According to the statement, Egypt and Jordan have made relevant policy changes, which, in conjunction with EBRD assistance, have led to an 85% reduction in prices. Reportedly, this has pushed the price for renewables down below US$0.025/kWh, making it cheaper than gas generation.

At the summit, Boyd-Carpenter is set to tell attendees, “The EBRD believes that two key steps to reduce greenhouse gas emissions are to increase the use of electricity and to produce most of this electricity from renewable sources. The Bank believes that renewable energy markets in many of the countries where it invests have reached a stage where the introduction of competitive auctions will lead both to a steep drop in electricity prices and an increase in investment.”

Reportedly, the bank has committed €26 billion to ‘Green Economy Transition’ projects since 2006, of which €6.3 billion went to renewable energy.

Recent reports by DNV GL and the IPCC, highlight that large-scale investments in energy infrastructure are necessary to meet the 2°C or 1.5°C global warming target. On a global scale, this would amount to $2 trillion to $3 trillion, or around 3% of the global GDP by 2050. Both reports highlight that this is a manageable sum, however, as conventional energy systems also require multi-trillion investments.

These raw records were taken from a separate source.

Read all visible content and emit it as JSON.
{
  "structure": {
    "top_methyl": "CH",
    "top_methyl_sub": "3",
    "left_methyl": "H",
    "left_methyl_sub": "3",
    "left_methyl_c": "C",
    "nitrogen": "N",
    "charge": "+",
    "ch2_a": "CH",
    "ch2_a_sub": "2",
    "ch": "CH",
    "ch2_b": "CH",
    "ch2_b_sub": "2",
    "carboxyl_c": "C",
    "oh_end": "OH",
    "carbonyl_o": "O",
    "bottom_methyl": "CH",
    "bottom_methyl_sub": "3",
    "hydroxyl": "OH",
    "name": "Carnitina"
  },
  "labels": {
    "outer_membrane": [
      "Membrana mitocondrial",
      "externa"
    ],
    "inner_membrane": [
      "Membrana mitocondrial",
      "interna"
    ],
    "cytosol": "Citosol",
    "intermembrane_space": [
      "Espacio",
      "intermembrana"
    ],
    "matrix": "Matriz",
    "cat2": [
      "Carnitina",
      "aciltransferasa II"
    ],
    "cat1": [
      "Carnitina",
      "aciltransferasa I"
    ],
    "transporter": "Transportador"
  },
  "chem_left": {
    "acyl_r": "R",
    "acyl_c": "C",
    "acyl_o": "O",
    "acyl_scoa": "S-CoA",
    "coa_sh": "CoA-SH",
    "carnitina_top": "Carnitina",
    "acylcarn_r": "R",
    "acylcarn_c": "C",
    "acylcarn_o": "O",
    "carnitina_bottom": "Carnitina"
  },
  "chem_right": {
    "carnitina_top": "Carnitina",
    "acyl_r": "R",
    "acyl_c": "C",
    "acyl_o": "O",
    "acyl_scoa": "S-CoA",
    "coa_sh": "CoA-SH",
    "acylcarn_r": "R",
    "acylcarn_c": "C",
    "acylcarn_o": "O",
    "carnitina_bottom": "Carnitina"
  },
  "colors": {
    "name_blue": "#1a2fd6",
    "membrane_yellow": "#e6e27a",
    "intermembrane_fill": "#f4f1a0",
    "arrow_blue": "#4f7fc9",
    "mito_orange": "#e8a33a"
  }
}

Additionally, they say that while initial Capex for renewables is higher, one has to consider that Opex is much lower, because fuel costs are wholly omitted. Therefore, the overall costs for a global energy transition do not burden global GDP more, or significantly more, than maintaining the status quo.

EBRD’s statement, the FT Climate Finance Summit, and the abovementioned reports by the IPCC and DNV GL have been released ahead of COP24, scheduled to be held in Katowice, Poland, this December.